Il s'ensuit que les griefs invoqués à l'encontre de madame [Q] n'étant pas établis, son licenciement est dénué de cause réelle et sérieuse.
Madame [Q] peut dès lors prétendre à l'indemnité prévue à l'article L.1235-3 du code du travail.
Compte tenu notamment de l'effectif de l'entreprise, des circonstances de la rupture, du montant de la rémunération versée à madame [Q], de son âge, de son ancienneté, de sa capacité à trouver un emploi eu égard à sa formation et à son expérience professionnelle et des conséquences du licenciement à son égard, sachant qu'elle justifie n'avoir retrouvé un emploi à temps plein qu'en 2015, il y a lieu de lui allouer la somme de 120 000 euros à titre d'indemnité pour licenciement abusif.

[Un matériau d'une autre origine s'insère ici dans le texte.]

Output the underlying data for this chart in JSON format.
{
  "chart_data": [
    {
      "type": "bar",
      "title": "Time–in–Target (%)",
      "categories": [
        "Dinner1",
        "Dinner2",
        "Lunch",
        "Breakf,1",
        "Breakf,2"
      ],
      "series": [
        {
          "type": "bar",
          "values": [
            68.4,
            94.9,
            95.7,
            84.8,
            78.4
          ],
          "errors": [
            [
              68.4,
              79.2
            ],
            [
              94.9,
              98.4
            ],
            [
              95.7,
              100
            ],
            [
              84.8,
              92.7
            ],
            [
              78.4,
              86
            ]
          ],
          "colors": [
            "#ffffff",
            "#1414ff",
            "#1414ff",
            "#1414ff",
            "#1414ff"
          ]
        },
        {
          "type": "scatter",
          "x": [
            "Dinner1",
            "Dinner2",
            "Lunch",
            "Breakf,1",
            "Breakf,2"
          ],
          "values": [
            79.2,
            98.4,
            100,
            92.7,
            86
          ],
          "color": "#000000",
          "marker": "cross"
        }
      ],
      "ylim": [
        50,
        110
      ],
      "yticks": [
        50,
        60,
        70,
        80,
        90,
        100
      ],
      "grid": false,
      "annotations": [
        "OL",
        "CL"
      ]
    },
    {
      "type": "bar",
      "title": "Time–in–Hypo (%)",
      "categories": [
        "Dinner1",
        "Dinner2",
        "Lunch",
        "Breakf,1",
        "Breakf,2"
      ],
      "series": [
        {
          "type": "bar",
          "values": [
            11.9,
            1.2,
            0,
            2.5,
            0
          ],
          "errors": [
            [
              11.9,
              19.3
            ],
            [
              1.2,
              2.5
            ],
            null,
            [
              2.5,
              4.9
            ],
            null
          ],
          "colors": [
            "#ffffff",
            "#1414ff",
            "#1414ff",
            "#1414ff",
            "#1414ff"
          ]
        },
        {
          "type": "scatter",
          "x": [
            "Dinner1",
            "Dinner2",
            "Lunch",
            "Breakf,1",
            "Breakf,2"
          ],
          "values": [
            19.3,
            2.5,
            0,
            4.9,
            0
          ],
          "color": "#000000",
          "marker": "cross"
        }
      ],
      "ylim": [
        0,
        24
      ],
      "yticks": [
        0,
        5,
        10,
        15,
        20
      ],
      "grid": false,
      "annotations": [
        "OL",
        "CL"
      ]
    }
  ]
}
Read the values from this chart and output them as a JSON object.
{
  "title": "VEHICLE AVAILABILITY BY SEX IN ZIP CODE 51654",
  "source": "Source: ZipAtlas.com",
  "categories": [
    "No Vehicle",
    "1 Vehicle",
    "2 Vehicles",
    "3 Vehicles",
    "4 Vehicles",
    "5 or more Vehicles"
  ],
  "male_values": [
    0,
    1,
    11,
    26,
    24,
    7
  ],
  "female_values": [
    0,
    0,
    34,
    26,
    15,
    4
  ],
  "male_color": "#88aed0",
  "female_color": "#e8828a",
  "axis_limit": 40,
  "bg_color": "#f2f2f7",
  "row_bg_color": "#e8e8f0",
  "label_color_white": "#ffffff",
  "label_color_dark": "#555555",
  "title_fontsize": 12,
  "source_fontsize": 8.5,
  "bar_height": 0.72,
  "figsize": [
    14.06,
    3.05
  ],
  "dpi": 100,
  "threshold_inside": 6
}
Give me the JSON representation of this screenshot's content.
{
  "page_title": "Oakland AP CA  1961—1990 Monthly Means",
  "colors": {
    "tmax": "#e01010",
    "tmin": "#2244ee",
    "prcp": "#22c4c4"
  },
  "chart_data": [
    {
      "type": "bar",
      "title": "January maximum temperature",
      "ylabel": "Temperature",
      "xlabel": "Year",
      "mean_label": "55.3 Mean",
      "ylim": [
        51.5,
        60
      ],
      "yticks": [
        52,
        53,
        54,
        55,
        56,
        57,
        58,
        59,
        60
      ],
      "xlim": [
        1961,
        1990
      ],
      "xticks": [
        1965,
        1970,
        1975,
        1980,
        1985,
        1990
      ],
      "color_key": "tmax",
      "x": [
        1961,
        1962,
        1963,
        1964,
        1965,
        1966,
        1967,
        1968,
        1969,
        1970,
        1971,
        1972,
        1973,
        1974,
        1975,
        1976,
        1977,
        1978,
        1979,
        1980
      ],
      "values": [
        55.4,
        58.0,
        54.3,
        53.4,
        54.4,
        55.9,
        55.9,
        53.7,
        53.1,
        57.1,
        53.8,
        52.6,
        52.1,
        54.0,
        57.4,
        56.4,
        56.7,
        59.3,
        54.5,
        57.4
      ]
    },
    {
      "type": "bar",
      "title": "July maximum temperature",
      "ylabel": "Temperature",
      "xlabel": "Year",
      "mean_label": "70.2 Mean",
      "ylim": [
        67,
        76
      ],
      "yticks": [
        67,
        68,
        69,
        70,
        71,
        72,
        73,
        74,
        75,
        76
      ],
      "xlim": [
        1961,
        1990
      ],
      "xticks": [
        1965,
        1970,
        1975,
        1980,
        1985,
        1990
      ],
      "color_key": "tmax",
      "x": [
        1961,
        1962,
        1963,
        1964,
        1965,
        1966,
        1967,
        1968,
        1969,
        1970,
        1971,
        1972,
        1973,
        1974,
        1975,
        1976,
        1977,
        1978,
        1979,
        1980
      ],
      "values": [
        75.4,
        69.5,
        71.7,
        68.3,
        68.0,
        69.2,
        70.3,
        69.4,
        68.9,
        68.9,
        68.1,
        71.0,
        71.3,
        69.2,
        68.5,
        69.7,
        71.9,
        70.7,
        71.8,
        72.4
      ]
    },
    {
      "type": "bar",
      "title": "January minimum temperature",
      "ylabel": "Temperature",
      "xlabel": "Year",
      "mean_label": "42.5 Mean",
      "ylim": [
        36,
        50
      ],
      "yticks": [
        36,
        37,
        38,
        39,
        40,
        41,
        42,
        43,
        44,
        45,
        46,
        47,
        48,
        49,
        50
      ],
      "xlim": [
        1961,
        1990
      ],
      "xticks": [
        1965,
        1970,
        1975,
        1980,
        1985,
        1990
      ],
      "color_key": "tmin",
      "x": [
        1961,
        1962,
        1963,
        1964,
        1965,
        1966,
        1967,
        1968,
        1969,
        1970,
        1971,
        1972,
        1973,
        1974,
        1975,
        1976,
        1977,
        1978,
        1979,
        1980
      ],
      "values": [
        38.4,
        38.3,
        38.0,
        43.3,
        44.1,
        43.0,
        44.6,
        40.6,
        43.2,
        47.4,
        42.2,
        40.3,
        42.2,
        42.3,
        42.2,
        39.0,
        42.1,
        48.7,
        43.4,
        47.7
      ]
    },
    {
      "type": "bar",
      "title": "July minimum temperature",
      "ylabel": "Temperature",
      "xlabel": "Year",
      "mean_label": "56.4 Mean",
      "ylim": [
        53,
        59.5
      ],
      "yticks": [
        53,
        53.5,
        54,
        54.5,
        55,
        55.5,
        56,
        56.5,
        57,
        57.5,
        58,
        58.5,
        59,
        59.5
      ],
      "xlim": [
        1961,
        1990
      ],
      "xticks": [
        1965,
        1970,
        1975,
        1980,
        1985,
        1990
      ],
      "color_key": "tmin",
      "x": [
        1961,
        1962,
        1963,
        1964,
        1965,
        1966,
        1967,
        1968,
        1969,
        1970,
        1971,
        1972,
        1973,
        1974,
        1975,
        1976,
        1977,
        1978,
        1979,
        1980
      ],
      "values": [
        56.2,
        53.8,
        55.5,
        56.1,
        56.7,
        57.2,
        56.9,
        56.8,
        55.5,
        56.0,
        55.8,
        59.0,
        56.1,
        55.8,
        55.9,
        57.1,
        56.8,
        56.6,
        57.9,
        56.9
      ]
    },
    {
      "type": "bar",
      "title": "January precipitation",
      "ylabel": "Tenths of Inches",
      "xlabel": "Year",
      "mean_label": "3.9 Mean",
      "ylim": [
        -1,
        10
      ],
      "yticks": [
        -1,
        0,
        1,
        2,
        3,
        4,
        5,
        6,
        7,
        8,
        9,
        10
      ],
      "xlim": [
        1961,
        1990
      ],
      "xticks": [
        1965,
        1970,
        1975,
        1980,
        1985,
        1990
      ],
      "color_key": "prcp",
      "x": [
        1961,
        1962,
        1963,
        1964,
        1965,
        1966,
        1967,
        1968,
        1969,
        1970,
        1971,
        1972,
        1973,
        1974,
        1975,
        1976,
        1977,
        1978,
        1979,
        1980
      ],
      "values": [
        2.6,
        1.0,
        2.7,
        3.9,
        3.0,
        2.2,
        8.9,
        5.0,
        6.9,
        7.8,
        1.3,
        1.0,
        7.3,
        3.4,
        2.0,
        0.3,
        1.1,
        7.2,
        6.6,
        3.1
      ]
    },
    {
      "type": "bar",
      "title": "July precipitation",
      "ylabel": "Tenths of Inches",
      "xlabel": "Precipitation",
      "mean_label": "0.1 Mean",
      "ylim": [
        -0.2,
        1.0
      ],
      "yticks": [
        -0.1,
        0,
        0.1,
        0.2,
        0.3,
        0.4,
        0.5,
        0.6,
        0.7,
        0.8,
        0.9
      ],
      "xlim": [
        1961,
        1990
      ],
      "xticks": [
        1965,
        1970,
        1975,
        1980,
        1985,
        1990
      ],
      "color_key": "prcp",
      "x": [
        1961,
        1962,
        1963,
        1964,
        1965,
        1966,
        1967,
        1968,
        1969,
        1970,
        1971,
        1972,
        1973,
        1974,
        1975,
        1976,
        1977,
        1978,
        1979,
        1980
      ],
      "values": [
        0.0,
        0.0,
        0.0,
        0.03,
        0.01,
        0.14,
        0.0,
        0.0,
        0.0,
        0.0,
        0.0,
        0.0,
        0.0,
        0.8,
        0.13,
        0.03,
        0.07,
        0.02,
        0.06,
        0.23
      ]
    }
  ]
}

Le jugement sera réformé en ce sens.
Sur les demandes accessoires :
Partie succombante, la SAS CAP TERRE sera déboutée de sa demande au titre de l'article 700 du code de procédure civile, condamnée à payer la somme de 3 000 euros à madame [Q] sur le même fondement ainsi qu'aux dépens.
PAR CES MOTIFS
LA COUR,
Statuant, par arrêt contradictoire,
INFIRME le jugement déféré ;
STATUANT à nouveau,
DIT que le licenciement de madame [J] [Q] est dénué de cause réelle et sérieuse ;
CONDAMNE la SAS CAP TERRE à lui payer la somme de 120 000 euros à titre d'indemnité pour licenciement abusif ;
Y AJOUTANT,
DEBOUTE la SAS CAP TERRE de sa demande au titre de l'article 700 du code de procédure civile ;
LA CONDAMNE à payer à madame [Q] la somme de 3 000 euros sur le même fondement ;
LA CONDAMNE aux dépens de première instance et d'appel.
Arrêt prononcé par mise à disposition au greffe de la cour, conformément à l'avis donné aux parties à l'issue des débats en application de l'article 450 alinéa 2 du code de procédure civile, et signé par Mme COLIN, président, et Mme BEUREL, greffier.